Mondo, 23 agosto 2018

Persecuzione dei bianchi in Sudafrica, scende in campo Donald Trump

La persecuzione della minoranza bianca in Sudafrica ha raggiunto un nuovo livello di intensità nelle scorse settimane con la decisione del governo sudafricano di procedere con gli espropri di terreni di proprietà di bianchi. Ma diversamente, dalle altre volte, quando la comunità internazionale e gran parte dei media hanno ignorato la situazione preoccupante in cui vivono i bianchi sudafricani, questa volta una reazione politica dall'estero c'è stata. E a reagire è stato niente di meno che il presidente degli Stati Uniti, che in un tweet pubblicato ieri sera (vedi sotto) ha fatto sapere di essere al corrente della situazione e di valutare sul da farsi insieme al Segretario di Stato Mike Pompeo.

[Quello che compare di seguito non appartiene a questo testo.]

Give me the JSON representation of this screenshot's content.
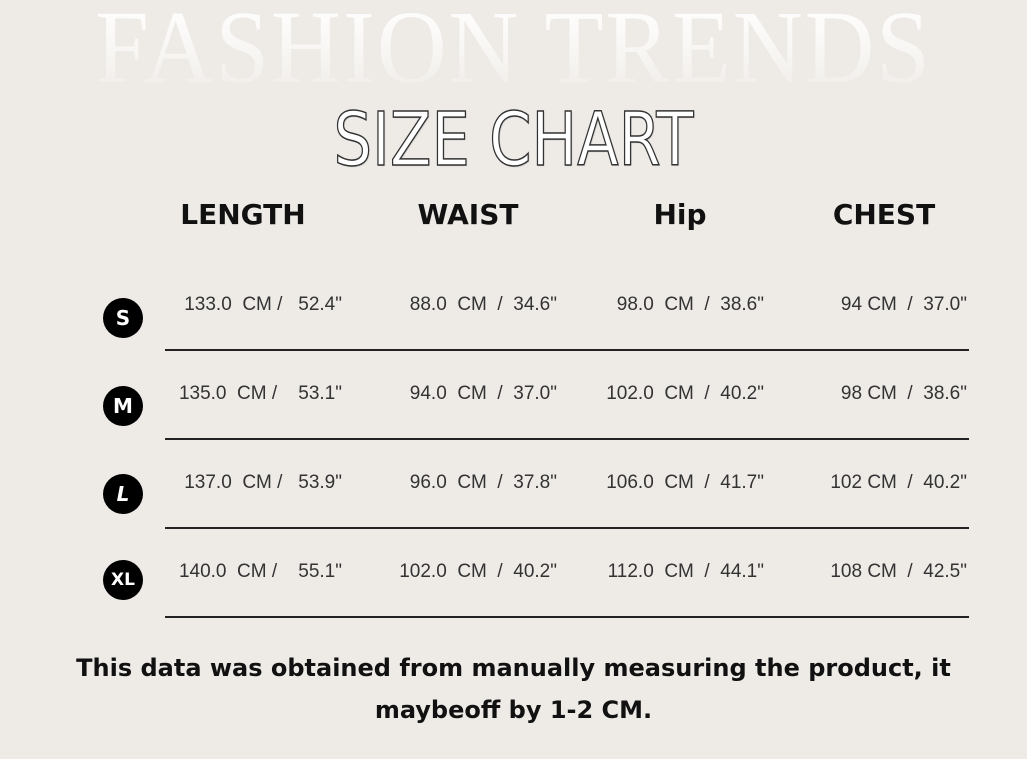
{
  "background_title": "FASHION TRENDS",
  "title": "SIZE CHART",
  "columns": [
    "LENGTH",
    "WAIST",
    "Hip",
    "CHEST"
  ],
  "rows": [
    {
      "size": "S",
      "values": [
        "133.0  CM /   52.4\"",
        "88.0  CM  /  34.6\"",
        "98.0  CM  /  38.6\"",
        "94 CM  /  37.0\""
      ]
    },
    {
      "size": "M",
      "values": [
        "135.0  CM /    53.1\"",
        "94.0  CM  /  37.0\"",
        "102.0  CM  /  40.2\"",
        "98 CM  /  38.6\""
      ]
    },
    {
      "size": "L",
      "values": [
        "137.0  CM /   53.9\"",
        "96.0  CM  /  37.8\"",
        "106.0  CM  /  41.7\"",
        "102 CM  /  40.2\""
      ]
    },
    {
      "size": "XL",
      "values": [
        "140.0  CM /    55.1\"",
        "102.0  CM  /  40.2\"",
        "112.0  CM  /  44.1\"",
        "108 CM  /  42.5\""
      ]
    }
  ],
  "note": {
    "line1": "This data was obtained from manually measuring the product, it",
    "line2": "maybeoff by 1-2 CM."
  }
}
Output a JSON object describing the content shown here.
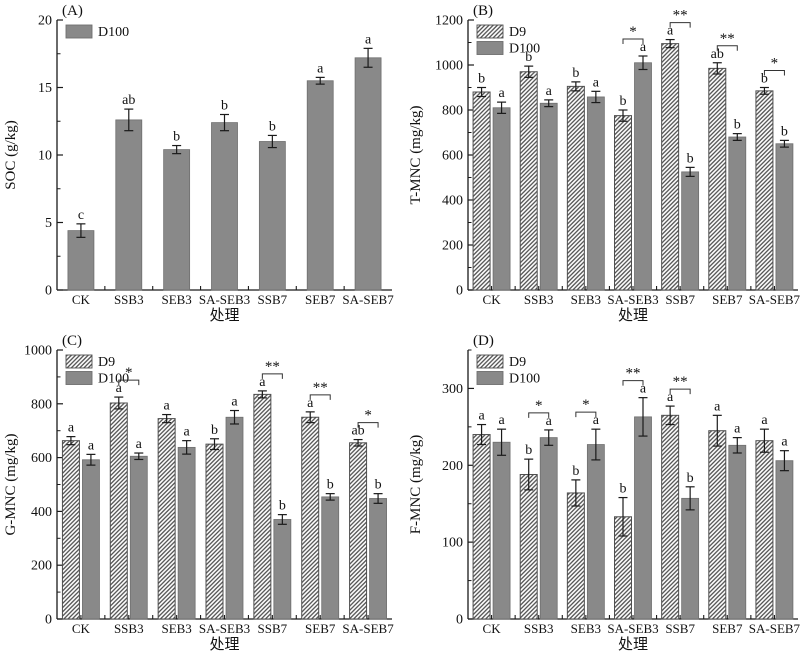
{
  "figure": {
    "background_color": "#ffffff",
    "text_color": "#111111",
    "axis_color": "#1a1a1a",
    "bar_fill": "#898989",
    "bar_edge": "#6f6f6f",
    "hatch_color": "#4f4f4f",
    "error_bar_color": "#1a1a1a",
    "legend_labels": {
      "d9": "D9",
      "d100": "D100"
    }
  },
  "chart_data": [
    {
      "type": "bar",
      "panel_label": "(A)",
      "ylabel": "SOC (g/kg)",
      "xlabel": "处理",
      "categories": [
        "CK",
        "SSB3",
        "SEB3",
        "SA-SEB3",
        "SSB7",
        "SEB7",
        "SA-SEB7"
      ],
      "ylim": [
        0,
        20
      ],
      "yticks": [
        0,
        5,
        10,
        15,
        20
      ],
      "yminor_step": 2.5,
      "grid": false,
      "legend_position": "top-left",
      "series": [
        {
          "name": "D100",
          "pattern": "solid",
          "values": [
            4.4,
            12.6,
            10.4,
            12.4,
            11.0,
            15.5,
            17.2
          ],
          "errors": [
            0.5,
            0.8,
            0.3,
            0.6,
            0.45,
            0.25,
            0.7
          ],
          "letters": [
            "c",
            "ab",
            "b",
            "b",
            "b",
            "a",
            "a"
          ]
        }
      ],
      "significance": []
    },
    {
      "type": "bar",
      "panel_label": "(B)",
      "ylabel": "T-MNC (mg/kg)",
      "xlabel": "处理",
      "categories": [
        "CK",
        "SSB3",
        "SEB3",
        "SA-SEB3",
        "SSB7",
        "SEB7",
        "SA-SEB7"
      ],
      "ylim": [
        0,
        1200
      ],
      "yticks": [
        0,
        200,
        400,
        600,
        800,
        1000,
        1200
      ],
      "yminor_step": 100,
      "grid": false,
      "legend_position": "top-left",
      "series": [
        {
          "name": "D9",
          "pattern": "hatch",
          "values": [
            880,
            970,
            905,
            775,
            1095,
            985,
            885
          ],
          "errors": [
            20,
            25,
            20,
            25,
            18,
            25,
            15
          ],
          "letters": [
            "b",
            "b",
            "b",
            "b",
            "a",
            "ab",
            "b"
          ]
        },
        {
          "name": "D100",
          "pattern": "solid",
          "values": [
            810,
            830,
            858,
            1010,
            525,
            680,
            650
          ],
          "errors": [
            25,
            15,
            25,
            30,
            20,
            15,
            15
          ],
          "letters": [
            "a",
            "a",
            "a",
            "a",
            "b",
            "b",
            "b"
          ]
        }
      ],
      "significance": [
        {
          "category": "SA-SEB3",
          "label": "*"
        },
        {
          "category": "SSB7",
          "label": "**"
        },
        {
          "category": "SEB7",
          "label": "**"
        },
        {
          "category": "SA-SEB7",
          "label": "*"
        }
      ]
    },
    {
      "type": "bar",
      "panel_label": "(C)",
      "ylabel": "G-MNC (mg/kg)",
      "xlabel": "处理",
      "categories": [
        "CK",
        "SSB3",
        "SEB3",
        "SA-SEB3",
        "SSB7",
        "SEB7",
        "SA-SEB7"
      ],
      "ylim": [
        0,
        1000
      ],
      "yticks": [
        0,
        200,
        400,
        600,
        800,
        1000
      ],
      "yminor_step": 100,
      "grid": false,
      "legend_position": "top-left",
      "series": [
        {
          "name": "D9",
          "pattern": "hatch",
          "values": [
            663,
            803,
            745,
            650,
            835,
            750,
            655
          ],
          "errors": [
            15,
            22,
            15,
            20,
            13,
            20,
            12
          ],
          "letters": [
            "a",
            "a",
            "a",
            "b",
            "a",
            "a",
            "ab"
          ]
        },
        {
          "name": "D100",
          "pattern": "solid",
          "values": [
            592,
            605,
            638,
            750,
            370,
            454,
            448
          ],
          "errors": [
            20,
            12,
            25,
            25,
            18,
            12,
            18
          ],
          "letters": [
            "a",
            "a",
            "a",
            "a",
            "b",
            "b",
            "b"
          ]
        }
      ],
      "significance": [
        {
          "category": "SSB3",
          "label": "*"
        },
        {
          "category": "SSB7",
          "label": "**"
        },
        {
          "category": "SEB7",
          "label": "**"
        },
        {
          "category": "SA-SEB7",
          "label": "*"
        }
      ]
    },
    {
      "type": "bar",
      "panel_label": "(D)",
      "ylabel": "F-MNC (mg/kg)",
      "xlabel": "处理",
      "categories": [
        "CK",
        "SSB3",
        "SEB3",
        "SA-SEB3",
        "SSB7",
        "SEB7",
        "SA-SEB7"
      ],
      "ylim": [
        0,
        350
      ],
      "yticks": [
        0,
        100,
        200,
        300
      ],
      "yminor_step": 50,
      "grid": false,
      "legend_position": "top-left",
      "series": [
        {
          "name": "D9",
          "pattern": "hatch",
          "values": [
            240,
            188,
            164,
            133,
            265,
            245,
            232
          ],
          "errors": [
            13,
            20,
            17,
            25,
            12,
            20,
            15
          ],
          "letters": [
            "a",
            "b",
            "b",
            "b",
            "a",
            "a",
            "a"
          ]
        },
        {
          "name": "D100",
          "pattern": "solid",
          "values": [
            230,
            236,
            227,
            263,
            157,
            226,
            206
          ],
          "errors": [
            17,
            10,
            20,
            25,
            15,
            10,
            13
          ],
          "letters": [
            "a",
            "a",
            "a",
            "a",
            "b",
            "a",
            "a"
          ]
        }
      ],
      "significance": [
        {
          "category": "SSB3",
          "label": "*"
        },
        {
          "category": "SEB3",
          "label": "*"
        },
        {
          "category": "SA-SEB3",
          "label": "**"
        },
        {
          "category": "SSB7",
          "label": "**"
        }
      ]
    }
  ]
}
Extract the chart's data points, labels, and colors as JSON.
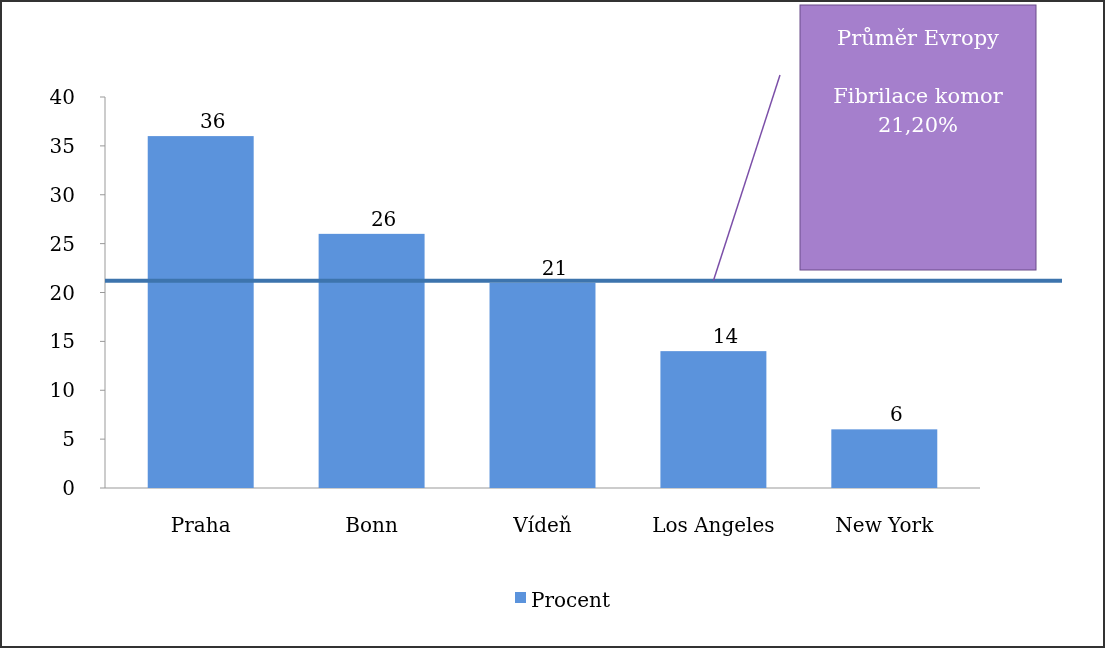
{
  "chart_data": {
    "type": "bar",
    "categories": [
      "Praha",
      "Bonn",
      "Vídeň",
      "Los Angeles",
      "New York"
    ],
    "series": [
      {
        "name": "Procent",
        "color": "#5b93dc",
        "values": [
          36,
          26,
          21,
          14,
          6
        ]
      }
    ],
    "ylim": [
      0,
      40
    ],
    "yticks": [
      0,
      5,
      10,
      15,
      20,
      25,
      30,
      35,
      40
    ],
    "data_labels": true,
    "grid": false,
    "legend": "bottom",
    "ref_lines": [
      {
        "axis": "y",
        "value": 21.2,
        "label": "Průměr Evropy\n\nFibrilace komor\n21,20%",
        "color": "#3d74ad"
      }
    ]
  }
}
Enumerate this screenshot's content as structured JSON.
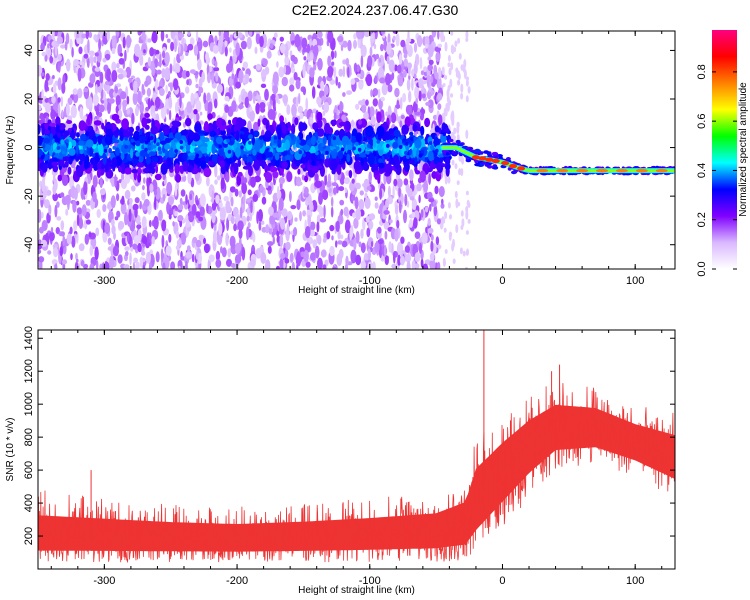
{
  "title": "C2E2.2024.237.06.47.G30",
  "colors": {
    "signal": "#ee3333",
    "accent_cyan": "#00e5ff",
    "accent_red": "#ff0000"
  },
  "chart_data": [
    {
      "type": "heatmap",
      "title": "C2E2.2024.237.06.47.G30",
      "xlabel": "Height of straight line (km)",
      "ylabel": "Frequency (Hz)",
      "xlim": [
        -350,
        130
      ],
      "ylim": [
        -50,
        48
      ],
      "x_ticks": [
        -300,
        -200,
        -100,
        0,
        100
      ],
      "y_ticks": [
        -40,
        -20,
        0,
        20,
        40
      ],
      "colorbar": {
        "label": "Normalized spectral amplitude",
        "range": [
          0.0,
          0.97
        ],
        "ticks": [
          0.0,
          0.2,
          0.4,
          0.6,
          0.8
        ],
        "colormap": [
          "#ffffff",
          "#d9b8ff",
          "#8000ff",
          "#0000ff",
          "#00ffff",
          "#00ff00",
          "#ffff00",
          "#ff8000",
          "#ff0000",
          "#ff0080"
        ]
      },
      "trace_center": [
        {
          "x": -350,
          "y": 0
        },
        {
          "x": -45,
          "y": 0
        },
        {
          "x": -35,
          "y": 0
        },
        {
          "x": -20,
          "y": -4
        },
        {
          "x": 0,
          "y": -6
        },
        {
          "x": 10,
          "y": -8
        },
        {
          "x": 20,
          "y": -9.5
        },
        {
          "x": 60,
          "y": -9.5
        },
        {
          "x": 130,
          "y": -9.5
        }
      ]
    },
    {
      "type": "line",
      "xlabel": "Height of straight line (km)",
      "ylabel": "SNR (10 * v/v)",
      "xlim": [
        -350,
        130
      ],
      "ylim": [
        0,
        1450
      ],
      "x_ticks": [
        -300,
        -200,
        -100,
        0,
        100
      ],
      "y_ticks": [
        200,
        400,
        600,
        800,
        1000,
        1200,
        1400
      ],
      "series": [
        {
          "envelope": [
            {
              "x": -350,
              "low": 40,
              "mid": 200,
              "high": 480
            },
            {
              "x": -300,
              "low": 40,
              "mid": 195,
              "high": 440
            },
            {
              "x": -250,
              "low": 40,
              "mid": 190,
              "high": 400
            },
            {
              "x": -200,
              "low": 40,
              "mid": 185,
              "high": 380
            },
            {
              "x": -150,
              "low": 40,
              "mid": 195,
              "high": 400
            },
            {
              "x": -100,
              "low": 40,
              "mid": 210,
              "high": 430
            },
            {
              "x": -50,
              "low": 40,
              "mid": 230,
              "high": 470
            },
            {
              "x": -28,
              "low": 40,
              "mid": 280,
              "high": 560
            },
            {
              "x": -20,
              "low": 60,
              "mid": 450,
              "high": 800
            },
            {
              "x": 0,
              "low": 220,
              "mid": 640,
              "high": 920
            },
            {
              "x": 20,
              "low": 420,
              "mid": 780,
              "high": 1050
            },
            {
              "x": 40,
              "low": 600,
              "mid": 870,
              "high": 1150
            },
            {
              "x": 70,
              "low": 640,
              "mid": 860,
              "high": 1120
            },
            {
              "x": 100,
              "low": 560,
              "mid": 780,
              "high": 1000
            },
            {
              "x": 130,
              "low": 420,
              "mid": 700,
              "high": 950
            }
          ],
          "spikes": [
            {
              "x": -310,
              "y": 600
            },
            {
              "x": -14,
              "y": 1450
            },
            {
              "x": 43,
              "y": 1240
            },
            {
              "x": 37,
              "y": 1200
            }
          ]
        }
      ]
    }
  ]
}
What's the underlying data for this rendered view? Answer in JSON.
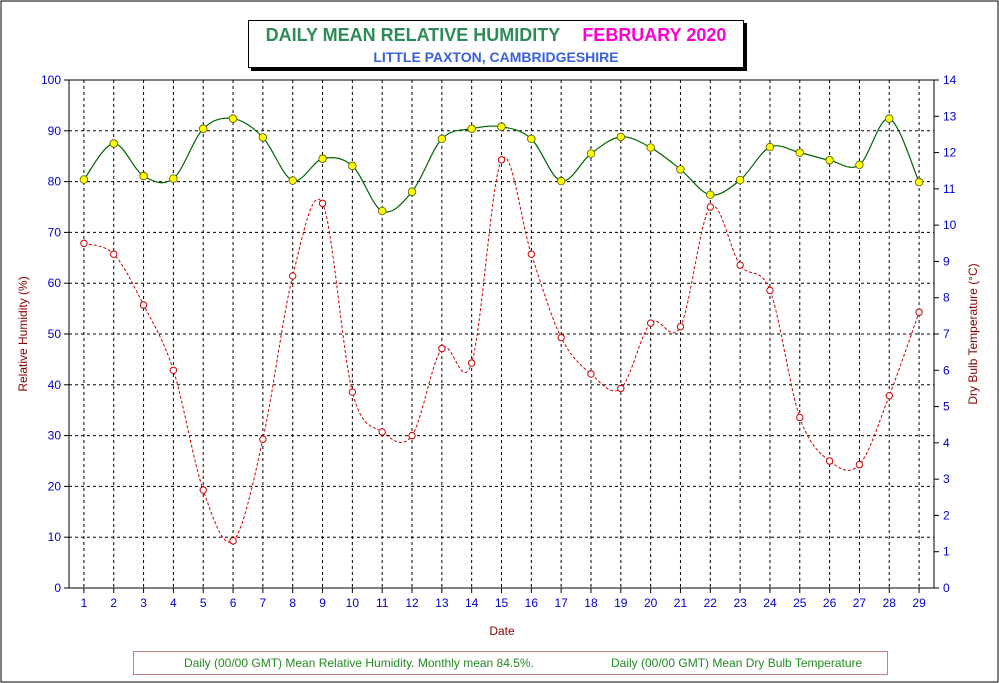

"Ho chiesto al Segretario di Stato di monitorare da vicino gli espropri, la confiscazione delle proprietà e le uccisioni su larga scala di contadini in Sudafrica. «Il governo sudafricano sta confiscando
terreni di proprietà di contadini bianchi»" recita il suo tweet, in cui viene citato l'emittente Fox News e il suo popolare conduttore Tucker Carlson, una delle pochissime figure dei mass media ad aver parlato della situazione sudafricana e che proprio gli scorsi giorni aveva espresso l'opinione che la posizione del governo americano - in sostanza, il governo USA aveva affermato che la situazione non presentava problemi essendo il Sudafrica "una forte democrazia" - inaccettabile oltre che ritenere l'attenzione mediatica del tutto deficitaria. "Ci dicono che Donald Trump è razzista senza alcuna prova, ma quando il vero razzismo accade sotto i nostri occhi sono tutti silenti" aveva detto Carlson in una trasmissione sul tema degli espropri giusto qualche giorno fa. E Trump non ha mancato di mostrarsi presente. A questo punto, anche se gli Stati Uniti non faranno niente, è già certo che l'attenzione mediatica e politica sul Sudafrica aumenterà drasticamente dopo che Trump l'ha menzionato.